Comment FTX Turkey a attiré des millions de Turcs
La Turquie a connu une explosion de l’adoption des crypto-monnaies entre 2020 et 2022. Avec une inflation officielle dépassant 85 %, la lira turque perdait jusqu’à 2 % de sa valeur chaque semaine. Les gens cherchaient désespérément un refuge. FTX Turkey est arrivé au bon moment. Il promettait trois choses : rapidité, faibles frais, et accès aux marchés mondiaux. Contrairement à d’autres échanges locaux comme Paribu ou Binance Turkey, FTX Turkey n’avait pas besoin de l’approbation de la Commission des marchés des capitaux de Turquie (SPK). Il se reposait sur son statut de plateforme étrangère basée aux Bahamas.
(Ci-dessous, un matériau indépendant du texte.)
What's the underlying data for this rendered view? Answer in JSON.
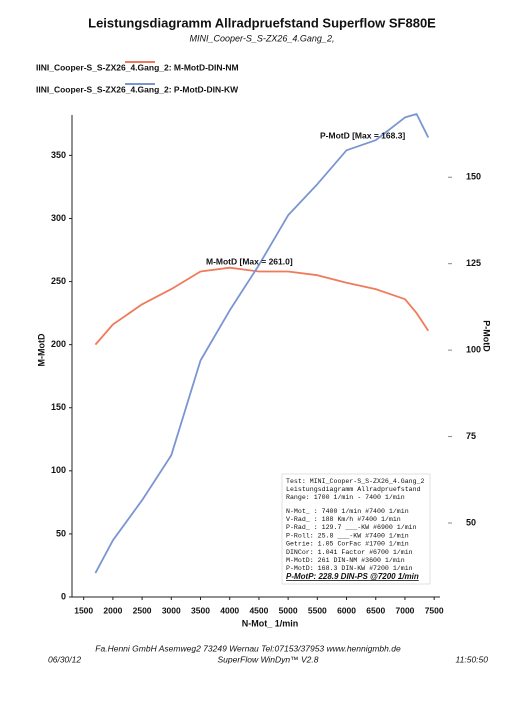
{
  "chart_data": {
    "type": "line",
    "title": "Leistungsdiagramm Allradpruefstand Superflow SF880E",
    "subtitle": "MINI_Cooper-S_S-ZX26_4.Gang_2,",
    "x_label": "N-Mot_ 1/min",
    "y_label": "M-MotD",
    "y2_label": "P-MotD",
    "x": [
      1700,
      2000,
      2500,
      3000,
      3500,
      4000,
      4500,
      5000,
      5500,
      6000,
      6500,
      7000,
      7200,
      7400
    ],
    "series": [
      {
        "name": "IINI_Cooper-S_S-ZX26_4.Gang_2: M-MotD-DIN-NM",
        "color": "#f07a5c",
        "values": [
          200,
          216,
          232,
          244,
          258,
          261,
          258,
          258,
          255,
          249,
          244,
          236,
          225,
          211
        ]
      },
      {
        "name": "IINI_Cooper-S_S-ZX26_4.Gang_2: P-MotD-DIN-KW",
        "color": "#7a96d2",
        "axis": "y2",
        "values": [
          35.5,
          45,
          56.6,
          69.6,
          97,
          111.5,
          124.6,
          139,
          148,
          157.8,
          160.7,
          167.3,
          168.3,
          161.5
        ]
      }
    ],
    "annotations": [
      "M-MotD [Max = 261.0]",
      "P-MotD [Max = 168.3]"
    ],
    "xlim": [
      1300,
      7600
    ],
    "xticks": [
      1500,
      2000,
      2500,
      3000,
      3500,
      4000,
      4500,
      5000,
      5500,
      6000,
      6500,
      7000,
      7500
    ],
    "ylim": [
      0,
      382
    ],
    "yticks": [
      0,
      50,
      100,
      150,
      200,
      250,
      300,
      350
    ],
    "y2lim": [
      28.6,
      168
    ],
    "y2ticks": [
      50,
      75,
      100,
      125,
      150
    ],
    "info_box": {
      "lines": [
        "Test: MINI_Cooper-S_S-ZX26_4.Gang_2",
        "Leistungsdiagramm Allradpruefstand",
        "Range: 1700 1/min - 7400 1/min"
      ],
      "rows": [
        "N-Mot_ :   7400 1/min  #7400 1/min",
        "V-Rad_ :    188  Km/h  #7400 1/min",
        "P-Rad_ :  129.7 ___-KW  #6900 1/min",
        "P-Roll:   25.8 ___-KW  #7400 1/min",
        "Getrie:   1.05 CorFac  #1700 1/min",
        "DINCor:  1.041 Factor  #6700 1/min",
        "M-MotD:    261 DIN-NM  #3600 1/min",
        "P-MotD:  168.3 DIN-KW  #7200 1/min"
      ],
      "summary": "P-MotP:  228.9 DIN-PS @7200 1/min"
    },
    "footer": {
      "company": "Fa.Henni GmbH    Asemweg2    73249 Wernau    Tel:07153/37953    www.hennigmbh.de",
      "date": "06/30/12",
      "software": "SuperFlow WinDyn™ V2.8",
      "time": "11:50:50"
    }
  }
}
Cela lui permettait de proposer des produits complexes - comme des tokens à effet de levier jusqu’à 3x, ou des actions tokenisées - que les autres échanges turcs ne proposaient pas. Pour les traders expérimentés, c’était un avantage. Pour les particuliers qui n’avaient jamais lu un prospectus, c’était une bombe à retardement. Selon les données de MASAK (le conseil turc d’enquête sur les crimes financiers), 78 % des utilisateurs de FTX Turkey avaient des positions à effet de levier. Beaucoup avaient investi leur épargne de secours - l’argent de la chirurgie de leur mère, les économies pour l’école de leurs enfants. Et ils l’ont fait en croyant que FTX était sûr. Parce que l’interface était propre. Parce que les supporteurs parlaient turc. Parce que les avis sur Trustpilot étaient excellents.Les faiblesses cachées : pas d’autorisation, pas de protection
FTX Turkey n’était pas enregistré comme une entreprise légalement responsable en Turquie. C’était une violation directe de la loi turque sur la prévention du blanchiment d’argent. MASAK l’a confirmé en novembre 2022 : FTX Turkey opérait illégalement. Pas de licence. Pas de garantie de dépôts. Pas de fonds de protection des clients. Rien. Même si FTX affirmait stocker 95 % des actifs en « cold storage » et d’utiliser la double authentification, ces mesures n’avaient aucun sens si l’entreprise elle-même était en train de voler les fonds. Les enquêtes ultérieures ont révélé que les fonds des utilisateurs turcs - comme ceux du reste du monde - avaient été transférés à Alameda Research, la société de trading liée à Sam Bankman-Fried. Ce n’était pas une faillite. C’était un vol organisé. Les frais étaient bas : 0,05 % pour les acheteurs (makers), 0,1 % pour les vendeurs (takers). C’était la moitié de ce que proposait Paribu. Mais ce n’était pas un avantage. C’était un piège. Les utilisateurs pensaient qu’ils économisaient de l’argent. En réalité, ils payaient avec leur sécurité. Et quand la liquidité a disparu, personne n’a pu sortir.La chute : 72 heures qui ont tout changé
Les 72 heures avant la faillite ont été un cauchemar. Les retraits ont commencé à être bloqués. Les dépôts en TRY ont été suspendus. Les prix des crypto-monnaies sur FTX Turkey ont divergé de ceux des autres plateformes - un signe classique de déséquilibre de liquidité. Kaiko, un fournisseur de données de marché, a mesuré une chute de 92 % de la profondeur du carnet d’ordres. C’était comme si tout le monde essayait de quitter un bateau en feu en même temps. Le 11 novembre 2022, FTX Global a déposé le bilan aux États-Unis. FTX Turkey a disparu du web. Le site web ftxtr.com est devenu une page blanche. Les applications mobiles ont cessé de fonctionner. Les emails n’étaient plus lus. Et les utilisateurs turcs, qui avaient investi en moyenne 2 147 $ (selon les données du tribunal américain), se sont retrouvés avec des comptes vides. Les témoignages sur Reddit sont atroces. Un utilisateur, u/AnkaraTrader, a écrit : « J’ai perdu 187 000 TRY - c’était l’argent de la chirurgie de ma mère. » 83 % des utilisateurs de FTX Turkey avaient moins de 5 000 TRY sur leur compte. Ce n’étaient pas des traders professionnels. Ce sont des gens ordinaires qui ont cru à une promesse.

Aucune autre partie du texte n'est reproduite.